E agora porque as portas são batidas na nossa face apesar de, há uma ano e meio, o vigário de Cristo na Terra, Francisco, diga nos jornais, nas homilias e discursos que aquelas portas sejam escancaradas porque todos podem entrar na igreja, hospital de campo? Onde Jesus disse que os que moram juntos devam ser excluídos, excluídos a se confinar em um limbo de pecado? Todos são acolhidos, diz o Papa. Ninguém excluído. Especialmente os que tem feridas a curar depois da batalha. Pragas para sanar “partindo de baixo”, advertiu há algum tempo Bergoglio, recomendando evitar permanecer em “provérbios pequenos” como o sábio e o zeloso, os escrupulosos e os cuidados por ele fraternamente repreendidos a conclusão do Sínodo sobre a família, há três semanas. Não é questão de doutrina, salva por rajadas inovadoras que, interpretando-a como um magma em movimento lento, queriam modernizá-la e adequá-la aos tempos atuais para “fazê-la entender melhor” aos homens e mulheres do século XXI.
Aquilo que Cristo falou não se toca, explica um pouco cada um, e também no Sínodo – em uma rede de disputas apaixonadas e efervescentes entre os padres – ficou claro que o vínculo era indissolúvel e permanece indissolúvel, e que o homem não pode dividir aquilo que Deus uniu. Mas e os outros? Existe uma diferença entre os divorciados recasados, entre aqueles que quebraram o vínculo sacramental de natureza divina contraindo um novo casamento civil – que para a igreja é inválido – e acabou antes, a um passo do sacramento, dando vida a um tipo de igreja doméstica construída com base no amor iluminado pela fé? Tomamos por base o caso de duas pessoas que moram juntas, que estão juntas com amor recíproco há trinta anos, fiéis uns aos outros, com filhos e netos cristãos: onde está escrito que não podem ser convidados à Eucaristia?
O ponto é que – explicava o dominicano – não se pode dar a comunhão a quem “obstinadamente vivem em pecado grave”, e quem convive comportando-se como se fossem marido e mulher recaem neste caso. “A convivência tem também relações sexuais entre os seus componentes, e essa está fora do projeto de Deus e o tira do seu verdadeiro significado. Não existe nada a adicionar.
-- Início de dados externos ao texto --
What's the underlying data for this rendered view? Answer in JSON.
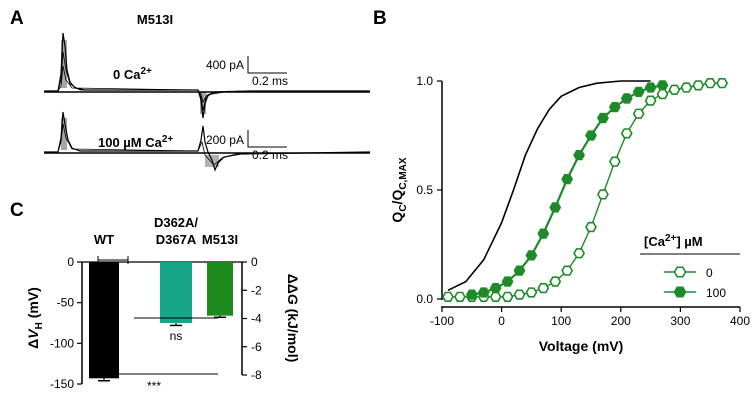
{
  "panels": {
    "a": {
      "letter": "A",
      "construct": "M513I",
      "trace1": {
        "label": "0 Ca2+",
        "scale_current": "400 pA",
        "scale_time": "0.2 ms"
      },
      "trace2": {
        "label": "100 µM Ca2+",
        "scale_current": "200 pA",
        "scale_time": "0.2 ms"
      }
    },
    "b": {
      "letter": "B"
    },
    "c": {
      "letter": "C",
      "significance_inner": "ns",
      "significance_outer": "***"
    }
  },
  "chart_data": [
    {
      "type": "scatter",
      "panel": "B",
      "xlabel": "Voltage (mV)",
      "ylabel": "QC/QC,MAX",
      "xlim": [
        -100,
        400
      ],
      "ylim": [
        0,
        1.0
      ],
      "xticks": [
        "-100",
        "0",
        "100",
        "200",
        "300",
        "400"
      ],
      "yticks": [
        "0.0",
        "0.5",
        "1.0"
      ],
      "legend": {
        "title": "[Ca2+] µM",
        "placement": "right-center"
      },
      "series": [
        {
          "name": "0",
          "marker": "open-hexagon",
          "color": "#1f8a2a",
          "x": [
            -90,
            -70,
            -50,
            -30,
            -10,
            10,
            30,
            50,
            70,
            90,
            110,
            130,
            150,
            170,
            190,
            210,
            230,
            250,
            270,
            290,
            310,
            330,
            350,
            370
          ],
          "y": [
            0.01,
            0.01,
            0.01,
            0.01,
            0.01,
            0.01,
            0.02,
            0.03,
            0.05,
            0.08,
            0.13,
            0.21,
            0.33,
            0.48,
            0.63,
            0.76,
            0.85,
            0.91,
            0.94,
            0.96,
            0.97,
            0.98,
            0.99,
            0.99
          ]
        },
        {
          "name": "100",
          "marker": "filled-hexagon",
          "color": "#1f8a2a",
          "x": [
            -50,
            -30,
            -10,
            10,
            30,
            50,
            70,
            90,
            110,
            130,
            150,
            170,
            190,
            210,
            230,
            250,
            270
          ],
          "y": [
            0.02,
            0.03,
            0.05,
            0.08,
            0.13,
            0.2,
            0.3,
            0.42,
            0.55,
            0.66,
            0.75,
            0.83,
            0.88,
            0.92,
            0.95,
            0.97,
            0.98
          ]
        }
      ],
      "reference_curve": {
        "color": "#000000",
        "x": [
          -90,
          -60,
          -30,
          0,
          20,
          40,
          60,
          80,
          100,
          130,
          160,
          200,
          250
        ],
        "y": [
          0.04,
          0.08,
          0.18,
          0.35,
          0.5,
          0.66,
          0.78,
          0.87,
          0.93,
          0.97,
          0.99,
          1.0,
          1.0
        ]
      }
    },
    {
      "type": "bar",
      "panel": "C",
      "categories": [
        "WT",
        "D362A/\nD367A",
        "M513I"
      ],
      "category_lines": [
        [
          "WT"
        ],
        [
          "D362A/",
          "D367A"
        ],
        [
          "M513I"
        ]
      ],
      "values": [
        -143,
        -75,
        -66
      ],
      "errors": [
        3,
        3,
        2
      ],
      "colors": [
        "#000000",
        "#17a589",
        "#1e8a1e"
      ],
      "ylabel": "ΔVH (mV)",
      "ylim": [
        -150,
        0
      ],
      "yticks": [
        "0",
        "-50",
        "-100",
        "-150"
      ],
      "y2label": "ΔΔG (kJ/mol)",
      "y2lim": [
        -8,
        0
      ],
      "y2ticks": [
        "0",
        "-2",
        "-4",
        "-6",
        "-8"
      ]
    }
  ]
}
Os trabalhos pré-matrimoniais são falsos, uma mentira. Dizia então o Papa, há pouco santo, João Paulo II, protetor da família. E com ele uma série infinita de normas de códigos, parágrafos e parágrafos do código de direito canônico, citações de versos trazidos do Velho e do Novo Testamento. Mas esta é uma logica totalmente estranha ao abraço evangelizador de Francisco, pronto a chegar a um acordo com o mundo para salvar os que estão nas periferias mais longínquas, observava a poucos dias no jornal La Croix Jean-François Chiron, professor da Universidade Católica de Lyon: “É preciso recordar daquilo que o Papa disse e escreveu”, e que “a eucaristia também constitui a plenitude da vida sacramental, não é um prêmio destinado aos perfeitos, mas um generoso remédio e um alimento para os fracos”.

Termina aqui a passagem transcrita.